I went to
bed last night not able to decide what to blog about today – our camping trip
last month, our trip to the Brewers game last weekend, more about my travels to
Kenya in April or maybe just a complaint about the crazy weather we’ve been
having or even world events. I woke up this morning thinking that instead of
all of that, it was time to come clean about how I’ve really been feeling the
last five months.
It started
around the first of the year when we started losing people at the clinic where
I work. When fully staffed we are at four physicians and four advanced practice
providers (i.e. nurse practitioner or physician assistant). Right now we have
two NPs, two full-time doctors and one doctor working three days a week. A new
NP just started, but she is not up to speed yet and won’t be for a while. We
have two doctors coming in to help out a few days a week, but they are mostly
seeing walk-ins and not really picking up the slack of our regular patients
with their chronic needs.
You would
think that at least this would mean we have plenty of help with these few
providers, but we have lost as many patient care staff as we have providers.

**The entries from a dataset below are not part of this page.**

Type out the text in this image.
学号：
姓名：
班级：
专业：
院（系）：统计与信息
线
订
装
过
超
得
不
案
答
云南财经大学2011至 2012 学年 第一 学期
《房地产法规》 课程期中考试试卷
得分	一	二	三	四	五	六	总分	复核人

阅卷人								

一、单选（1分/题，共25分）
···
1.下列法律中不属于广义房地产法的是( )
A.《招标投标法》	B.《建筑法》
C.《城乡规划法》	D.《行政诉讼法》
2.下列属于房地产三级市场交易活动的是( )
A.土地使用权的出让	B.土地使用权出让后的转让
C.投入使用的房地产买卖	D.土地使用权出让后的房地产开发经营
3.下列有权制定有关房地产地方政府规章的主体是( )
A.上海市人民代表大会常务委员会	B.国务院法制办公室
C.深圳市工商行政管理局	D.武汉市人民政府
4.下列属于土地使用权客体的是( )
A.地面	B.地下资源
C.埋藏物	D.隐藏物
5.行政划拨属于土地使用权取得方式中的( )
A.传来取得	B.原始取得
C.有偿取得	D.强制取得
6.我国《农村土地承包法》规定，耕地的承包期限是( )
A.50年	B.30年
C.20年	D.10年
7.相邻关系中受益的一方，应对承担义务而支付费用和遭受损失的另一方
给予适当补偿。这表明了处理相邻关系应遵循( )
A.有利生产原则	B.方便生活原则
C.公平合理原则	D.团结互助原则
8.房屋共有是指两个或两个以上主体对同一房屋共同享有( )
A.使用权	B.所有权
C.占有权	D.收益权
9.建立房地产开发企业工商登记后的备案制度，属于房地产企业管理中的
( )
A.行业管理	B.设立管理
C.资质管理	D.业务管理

Also, management has made cuts to some of our ancillary staff as well, so those
of us who are left are doing multiple jobs.
And finally,
add to that that we went to a new electronic medical record on February 14. No
one cares too much for the new system. Everything we do in it seems to take a
few extra steps and I am getting too old to remember all of that. I come home
late from work every night wanting to do nothing but crawl into bed.
Then, as you
know, the very next day, my mom passed away. I was ready for it and have
written about it here already. I know that a person doesn’t just get over the
death of a loved one and I have to deal with it over time. Shoot, I’m still not
over Dad dying 24 years ago or Pat 18 years ago. I suppose that’s part of the
problem. How many people can I keep stored up in my heart without giving them
wings to fly free?
I really,
really, really thought I was coping, though. Then I went back to Africa. Only
people who have done volunteer work in a third world country can understand
what kind of a loss one feels when they return from such a trip. And having returned
from Kenya four times now, each time that feeling is stronger.
Since
October the one bright star on my horizon has been that my first novel, “Where
the Sky Meets the Sand”, was going to be published this spring. However,
through a series of events on not only my publisher’s part, but mine as well,
that process continues to get moved back. All of the internal work on it is now
done, I am just waiting for the cover to be finalized. But I still don’t have a
date for when it will be released. I’d like to start marketing it, but without
that date as well as the finished cover, it makes it tough. Besides, along with
not feeling like doing anything else, I don’t feel like doing that.
So, my to-do
list, which I have not been tending to includes: marketing that novel, scheduling
some book-signings, writing a business plan for my writing career in general
and that book in particular, cleaning the spare bedroom where a bunch of Mom’s
stuff ended up, scanning all the old family pictures I inherited from Mom,
starting to plan the next trip to Kenya with Tumaini Volunteers, promoting
Tumaini Volunteers, setting up some arts and crafts sales for Tumaini
Volunteers, finishing writing the second novel that I am half-way done with,
trying to work out and getting in shape and I am sure there are about ten more
things I should be doing.
So, yea, it’s
overwhelming and I try to sit back and not worry about it all. Try to just
enjoy the simple things, appreciate family and friends, my house, my yard. But
I feel like Humpty-Dumpty – just don’t see how the pieces are all going to fit
back together. Hoping that getting it off my chest is cathartic.
But right now,
I really should be getting ready for work. I will keep you posted.